James Nesbitt as Bofur was a pleasant surprise and Adam Browns Ori provides a lot of laughs during the film. However in terms of the rest of the Dwarf party, a lot of the characters we have not yet had the chance to know and I’ll admit I couldn’t put a name to a lot of them just yet but I have every faith that they will get their chance to shine during the other two films.
It was also great to see returning cast members Cate Blanchett, Hugo Weaving, Christopher Lee and of course Andy Serkis who all serve a purpose here as opposed to being in it for the sake of being in it.
Andy Serkis’ Gollum is not surprisingly one of the best moments of the film. The second he slinked on screen you could feel the audience were giving their full attention. The scene with him and Bilbo is one of my favourites of the entire film and Peter Jackson does a great job in turning a simple game of riddles into so much more, building the tension perfectly and keeping me on the edge of my seat.
I’m not going to lie, the culmination of this scene had my shed a little tear too, with it being one of the better character moments of the film put to the softer music from The Lord of The Rings. Touching stuff.
By the time the film was close to finishing I could feel myself already wanting more and the final few moments made me want to cheer out of sheer awesomeness and personally the ending itself if far more satisfying than that of The Fellowship of The Ring.
In terms of flaws I really can’t think of any. The score is just as powerful as that from the previous trilogy and I like how they haven’t completely dismissed the music from Lord of The Rings. It has the perfect balance of action, comedy and horror and packs a massive emotional punch at some points.
I am so excited for the next two chapters and can’t wait for the day when I have them all on Blu-Ray and can watch them back to back in one truly epic marathon. 

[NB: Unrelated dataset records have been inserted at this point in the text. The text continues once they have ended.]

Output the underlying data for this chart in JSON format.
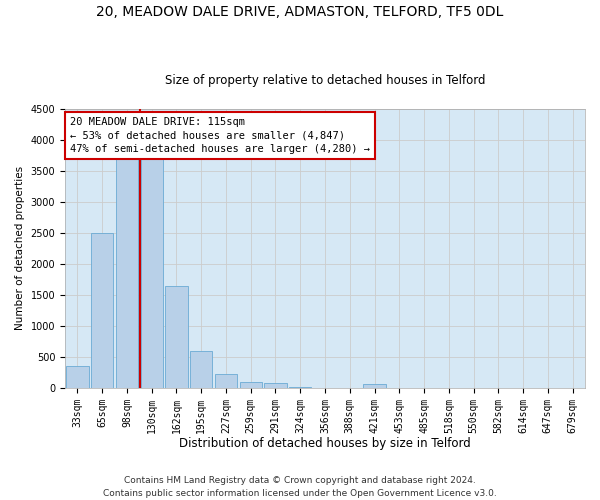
{
  "title1": "20, MEADOW DALE DRIVE, ADMASTON, TELFORD, TF5 0DL",
  "title2": "Size of property relative to detached houses in Telford",
  "xlabel": "Distribution of detached houses by size in Telford",
  "ylabel": "Number of detached properties",
  "categories": [
    "33sqm",
    "65sqm",
    "98sqm",
    "130sqm",
    "162sqm",
    "195sqm",
    "227sqm",
    "259sqm",
    "291sqm",
    "324sqm",
    "356sqm",
    "388sqm",
    "421sqm",
    "453sqm",
    "485sqm",
    "518sqm",
    "550sqm",
    "582sqm",
    "614sqm",
    "647sqm",
    "679sqm"
  ],
  "values": [
    350,
    2500,
    3800,
    3800,
    1650,
    600,
    230,
    100,
    75,
    10,
    5,
    5,
    60,
    5,
    5,
    5,
    5,
    5,
    5,
    5,
    5
  ],
  "bar_color": "#b8d0e8",
  "bar_edge_color": "#6aaad4",
  "vline_color": "#cc0000",
  "annotation_line1": "20 MEADOW DALE DRIVE: 115sqm",
  "annotation_line2": "← 53% of detached houses are smaller (4,847)",
  "annotation_line3": "47% of semi-detached houses are larger (4,280) →",
  "annotation_box_color": "#ffffff",
  "annotation_box_edge": "#cc0000",
  "ylim": [
    0,
    4500
  ],
  "yticks": [
    0,
    500,
    1000,
    1500,
    2000,
    2500,
    3000,
    3500,
    4000,
    4500
  ],
  "grid_color": "#cccccc",
  "bg_color": "#d6e8f5",
  "footer_line1": "Contains HM Land Registry data © Crown copyright and database right 2024.",
  "footer_line2": "Contains public sector information licensed under the Open Government Licence v3.0.",
  "title1_fontsize": 10,
  "title2_fontsize": 8.5,
  "xlabel_fontsize": 8.5,
  "ylabel_fontsize": 7.5,
  "tick_fontsize": 7,
  "footer_fontsize": 6.5,
  "annot_fontsize": 7.5
}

On a quick side note, it’s also worth mentioning that before the film, I was treated to the nine minute preview of Star Trek: Into Darkness. I enjoy Star Trek, more so than Star Wars probably and thought J.J Abrams did a great job with the last one. 
Taking four years to make the sequel though has made me lose interest a little. That being said, from what I saw of the film in this preview it looks like it will make for an interesting watch. 
In the preview we catch a glimpse of Benedict Cumberbatch’s mysterious villian which is more than likely going to be Kahn, despite what everyone says, before catching up with Kirk, Bones, Spock and Uhura who it seems are in a lot of trouble with some very angry aliens and a very angry volcano.
This all looked great, especially the stuff in the Volcano which was made all the more better by the 3-d embers flying around. 
The preview ended on a bit of a cliffhanger before the recently released trailer was shown. So, yet another reason for you to go see The Hobbit in IMAX.